El coordinador de la Modalidad de Educación Intercultural Bilingüe, Adrián Aranda destacó el progreso educativo con comunidades de pueblos originarios de la provincia. “Hoy tenemos más de 300 unidades educativas en las distintas comunidades aborígenes, más de 160 salitas de jardín, más de 120 unidades primarias y 47 de nivel secundario”, expresó.
El profesor Adrián Aranda, coordinador de la Modalidad de Educación Intercultural Bilingüe, expuso los avances en materia educativa en las comunidades aborígenes de la provincia. En ese sentido expuso números contundentes como el medio millar de docentes indígenas o los 300 jóvenes aborígenes cursando carreras universitarias o en institutos del Nivel Superior.

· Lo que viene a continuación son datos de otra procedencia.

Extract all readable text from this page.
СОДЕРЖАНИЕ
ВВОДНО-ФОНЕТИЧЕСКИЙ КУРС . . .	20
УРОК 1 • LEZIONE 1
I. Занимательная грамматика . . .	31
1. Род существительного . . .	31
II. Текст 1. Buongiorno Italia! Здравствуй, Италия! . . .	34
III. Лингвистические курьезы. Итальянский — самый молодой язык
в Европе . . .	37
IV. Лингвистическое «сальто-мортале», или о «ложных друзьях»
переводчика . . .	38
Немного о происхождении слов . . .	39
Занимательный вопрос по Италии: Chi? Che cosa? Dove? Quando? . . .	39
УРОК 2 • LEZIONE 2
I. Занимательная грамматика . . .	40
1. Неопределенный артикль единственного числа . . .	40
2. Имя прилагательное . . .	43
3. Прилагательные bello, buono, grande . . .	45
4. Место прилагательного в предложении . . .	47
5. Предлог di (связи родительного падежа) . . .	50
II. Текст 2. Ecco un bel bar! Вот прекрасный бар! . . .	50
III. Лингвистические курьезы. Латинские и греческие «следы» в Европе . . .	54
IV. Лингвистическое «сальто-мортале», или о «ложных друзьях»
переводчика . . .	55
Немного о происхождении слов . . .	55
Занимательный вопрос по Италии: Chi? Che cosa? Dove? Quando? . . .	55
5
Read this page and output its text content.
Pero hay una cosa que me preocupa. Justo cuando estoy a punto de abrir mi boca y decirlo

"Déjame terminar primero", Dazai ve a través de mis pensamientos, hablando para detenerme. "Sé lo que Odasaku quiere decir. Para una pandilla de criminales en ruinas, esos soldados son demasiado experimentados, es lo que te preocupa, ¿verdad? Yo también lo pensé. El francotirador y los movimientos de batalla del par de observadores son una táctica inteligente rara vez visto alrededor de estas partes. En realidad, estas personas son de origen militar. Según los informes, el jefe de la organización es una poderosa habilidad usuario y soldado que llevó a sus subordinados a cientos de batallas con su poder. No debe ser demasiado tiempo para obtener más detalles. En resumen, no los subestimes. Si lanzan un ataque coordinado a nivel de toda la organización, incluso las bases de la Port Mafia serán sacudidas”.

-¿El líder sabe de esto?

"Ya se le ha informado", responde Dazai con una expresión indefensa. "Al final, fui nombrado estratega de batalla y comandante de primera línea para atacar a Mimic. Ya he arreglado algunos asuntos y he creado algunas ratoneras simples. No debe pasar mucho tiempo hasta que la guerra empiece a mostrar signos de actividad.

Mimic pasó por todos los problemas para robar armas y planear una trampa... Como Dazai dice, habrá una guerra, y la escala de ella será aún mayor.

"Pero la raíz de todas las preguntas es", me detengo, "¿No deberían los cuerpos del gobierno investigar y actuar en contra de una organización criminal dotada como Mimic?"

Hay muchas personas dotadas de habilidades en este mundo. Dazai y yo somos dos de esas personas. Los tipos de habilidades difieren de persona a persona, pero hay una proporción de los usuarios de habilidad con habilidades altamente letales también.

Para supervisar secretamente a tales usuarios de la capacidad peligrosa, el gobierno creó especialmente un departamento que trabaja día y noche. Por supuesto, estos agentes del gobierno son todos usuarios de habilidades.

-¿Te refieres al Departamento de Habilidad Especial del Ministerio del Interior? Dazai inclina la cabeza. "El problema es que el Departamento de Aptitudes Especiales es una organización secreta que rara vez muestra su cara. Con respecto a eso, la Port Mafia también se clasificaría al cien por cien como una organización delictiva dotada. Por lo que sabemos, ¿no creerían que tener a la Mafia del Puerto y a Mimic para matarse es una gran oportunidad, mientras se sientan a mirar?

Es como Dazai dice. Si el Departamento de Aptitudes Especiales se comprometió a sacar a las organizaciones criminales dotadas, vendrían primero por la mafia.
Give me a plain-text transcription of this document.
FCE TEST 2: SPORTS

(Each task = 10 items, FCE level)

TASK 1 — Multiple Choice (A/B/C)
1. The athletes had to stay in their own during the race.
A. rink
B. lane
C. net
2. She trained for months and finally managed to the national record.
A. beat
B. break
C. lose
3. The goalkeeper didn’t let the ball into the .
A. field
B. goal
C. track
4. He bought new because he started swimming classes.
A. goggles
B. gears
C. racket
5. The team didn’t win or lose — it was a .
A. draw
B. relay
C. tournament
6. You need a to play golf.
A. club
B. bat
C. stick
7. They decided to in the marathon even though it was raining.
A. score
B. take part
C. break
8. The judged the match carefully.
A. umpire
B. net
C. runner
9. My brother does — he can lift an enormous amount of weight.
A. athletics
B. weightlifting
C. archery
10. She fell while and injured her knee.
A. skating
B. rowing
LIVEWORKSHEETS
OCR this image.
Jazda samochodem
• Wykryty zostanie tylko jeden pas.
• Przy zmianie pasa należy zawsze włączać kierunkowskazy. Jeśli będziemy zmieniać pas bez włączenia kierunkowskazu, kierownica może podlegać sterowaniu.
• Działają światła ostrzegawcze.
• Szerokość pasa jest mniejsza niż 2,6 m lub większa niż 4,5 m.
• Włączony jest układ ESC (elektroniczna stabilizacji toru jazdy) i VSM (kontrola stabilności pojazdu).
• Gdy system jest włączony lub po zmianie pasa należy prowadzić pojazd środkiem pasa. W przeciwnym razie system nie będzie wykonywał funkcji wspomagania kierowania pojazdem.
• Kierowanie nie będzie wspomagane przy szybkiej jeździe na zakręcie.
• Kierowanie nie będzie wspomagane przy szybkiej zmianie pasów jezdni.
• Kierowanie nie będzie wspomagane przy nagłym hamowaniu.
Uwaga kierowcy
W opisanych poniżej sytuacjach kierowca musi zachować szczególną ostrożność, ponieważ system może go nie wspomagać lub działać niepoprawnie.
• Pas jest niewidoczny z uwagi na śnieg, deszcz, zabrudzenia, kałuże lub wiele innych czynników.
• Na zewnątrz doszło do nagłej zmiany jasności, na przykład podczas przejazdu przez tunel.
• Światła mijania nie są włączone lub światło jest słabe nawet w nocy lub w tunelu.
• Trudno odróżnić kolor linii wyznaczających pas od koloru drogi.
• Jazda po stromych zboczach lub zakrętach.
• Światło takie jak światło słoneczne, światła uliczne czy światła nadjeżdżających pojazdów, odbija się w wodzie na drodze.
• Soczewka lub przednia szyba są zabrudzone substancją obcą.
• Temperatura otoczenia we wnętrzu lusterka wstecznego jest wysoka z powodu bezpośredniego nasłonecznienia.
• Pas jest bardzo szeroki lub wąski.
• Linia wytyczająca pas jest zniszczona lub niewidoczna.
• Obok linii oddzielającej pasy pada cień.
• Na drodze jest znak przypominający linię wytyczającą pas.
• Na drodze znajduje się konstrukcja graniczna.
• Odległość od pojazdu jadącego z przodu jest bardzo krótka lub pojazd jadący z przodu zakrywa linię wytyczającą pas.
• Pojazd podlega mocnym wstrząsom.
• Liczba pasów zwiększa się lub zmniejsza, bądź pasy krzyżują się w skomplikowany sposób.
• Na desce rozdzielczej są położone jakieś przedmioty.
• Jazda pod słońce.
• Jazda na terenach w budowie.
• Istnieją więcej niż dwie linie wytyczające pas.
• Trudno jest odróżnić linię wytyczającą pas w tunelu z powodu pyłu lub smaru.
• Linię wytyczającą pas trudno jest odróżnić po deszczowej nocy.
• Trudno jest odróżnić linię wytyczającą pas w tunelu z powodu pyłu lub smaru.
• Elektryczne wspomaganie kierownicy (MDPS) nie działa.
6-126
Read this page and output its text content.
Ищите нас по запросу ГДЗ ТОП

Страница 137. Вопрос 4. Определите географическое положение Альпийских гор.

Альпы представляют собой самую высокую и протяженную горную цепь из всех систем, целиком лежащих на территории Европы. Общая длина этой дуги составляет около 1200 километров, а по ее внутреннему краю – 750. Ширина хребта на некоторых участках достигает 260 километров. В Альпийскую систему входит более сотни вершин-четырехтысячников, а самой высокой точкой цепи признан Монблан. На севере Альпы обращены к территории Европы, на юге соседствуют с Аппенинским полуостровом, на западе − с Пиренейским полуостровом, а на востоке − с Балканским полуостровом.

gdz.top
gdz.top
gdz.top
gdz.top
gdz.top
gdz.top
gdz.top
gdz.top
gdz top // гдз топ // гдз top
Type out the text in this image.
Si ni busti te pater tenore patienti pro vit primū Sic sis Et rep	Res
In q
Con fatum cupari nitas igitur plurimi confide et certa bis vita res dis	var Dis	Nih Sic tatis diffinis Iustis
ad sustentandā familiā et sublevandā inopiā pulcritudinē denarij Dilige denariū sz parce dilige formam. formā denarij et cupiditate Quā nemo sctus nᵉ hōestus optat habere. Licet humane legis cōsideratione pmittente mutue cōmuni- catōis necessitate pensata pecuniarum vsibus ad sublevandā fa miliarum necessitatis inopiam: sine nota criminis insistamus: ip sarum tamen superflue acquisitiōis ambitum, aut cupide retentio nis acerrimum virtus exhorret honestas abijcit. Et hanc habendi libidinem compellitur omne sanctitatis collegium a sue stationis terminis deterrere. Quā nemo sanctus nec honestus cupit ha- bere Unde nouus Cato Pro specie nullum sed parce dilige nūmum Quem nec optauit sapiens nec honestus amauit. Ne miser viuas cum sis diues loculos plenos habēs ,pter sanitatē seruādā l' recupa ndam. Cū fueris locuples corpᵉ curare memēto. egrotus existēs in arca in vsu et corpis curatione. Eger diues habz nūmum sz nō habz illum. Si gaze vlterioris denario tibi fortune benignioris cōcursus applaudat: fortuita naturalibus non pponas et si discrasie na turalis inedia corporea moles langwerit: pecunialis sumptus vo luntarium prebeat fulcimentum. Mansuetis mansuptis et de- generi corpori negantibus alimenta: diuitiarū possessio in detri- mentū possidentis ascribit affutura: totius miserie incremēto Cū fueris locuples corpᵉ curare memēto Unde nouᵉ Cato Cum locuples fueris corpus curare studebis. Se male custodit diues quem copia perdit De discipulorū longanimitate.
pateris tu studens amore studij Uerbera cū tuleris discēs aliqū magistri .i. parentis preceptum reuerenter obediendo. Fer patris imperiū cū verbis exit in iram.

Sobre el particular señaló inicialmente que “nuestra provincia tiene más de 30 años de trayectoria en esto que antes conocíamos como la modalidad Aborigen, que se instituyó a partir de la Ley Federal del Aborigen 426, una de las leyes pioneras en atención a las comunidades originarias y en el tema educativo”. Añadió que “a medida que pasa el tiempo, se van resaltando los logros de los pueblos, en las áreas de salud, trabajo, vivienda, educación, se festeja lo alcanzado y que en nuestro caso es mucho, en garantía de derechos”.
“Es difícil imaginarse como es el trabajo, en un aula, las que no son exclusivas ya que en ellas hay niños de familias indígenas y también criollas, porque comparten el territorio y el espacio. Se encuentran con un maestro y también con su docente indígena, el responsable de desarrollar su lengua materna. Los niños tienen clases de distintas áreas curriculares, pero también el desarrollo de su lengua originaria, qom, pilagá, wichí, que la realiza un MEMA”, explicó.
Expuso incluso que “un día de clases pueden pasar aprendiendo una educación bilingüe porque aprenden el español pero también su lengua materna”.
Evocó Aranda diciendo que “es una situación que nace con la demanda concreta de los primeros dirigentes recuperada la democracia comienzan los movimientos sociales a tener mayor participación, por supuesto a reclamar aquello que se nos había vedado en la dictadura. Uno de los sectores que emergen, son los indígenas, a partir de allí junto con el estado comienza un proceso para recuperar derechos sociales que habían sido negados”.
Destaca en este sentido señalando que “Formosa es pionera como estado pero también como participación de los pueblos. Con la Ley Integral del Aborigen, en el año 1984 se comienza a institucionalizar la atención específica de las poblaciones, recién en el año 2006 el Ministerio de Educación de la Nación lo adopta como política educativa”.
Tras aludir a las primeras escuelas que se fueron creando a fines de los 80, dijo que “hoy tenemos más de 300 unidades educativas en las distintas comunidades aborígenes, más de 160 salitas de jardín, más de 120 unidades primarias y 47 de nivel secundario. Eso nos da la pauta de la cobertura que tiene la educación en cada comunidad, para que los niños y adultos puedan tener un acceso a una educación de calidad”.
Ponderó que “en el Ministerio de Educación trabajan más de 500 docentes indígenas, en los tres niveles del sistema: hay en el nivel inicial que trabajan con maestras jardineras, forman una pareja pedagógica, hay docentes MEMA en el nivel primario que son responsables del proceso de aprendizaje de los niños y profesores de Lengua y Cultura, una innovación en la provincia, es una materia más que tienen”.
Incluso señaló que “son más de 300 alumnos que estudian en los institutos de formación docente, en el instituto universitario que tiene un sistema de becas exclusivo para los estudiantes indígenas o en la UNaF”, para finalizar señalando que “hay muchos jóvenes que se inclinan para cursar enfermería universitaria, también estudiantes de profesorados, ingenierías, hay una cobertura en cada una de las ofertas académicas”.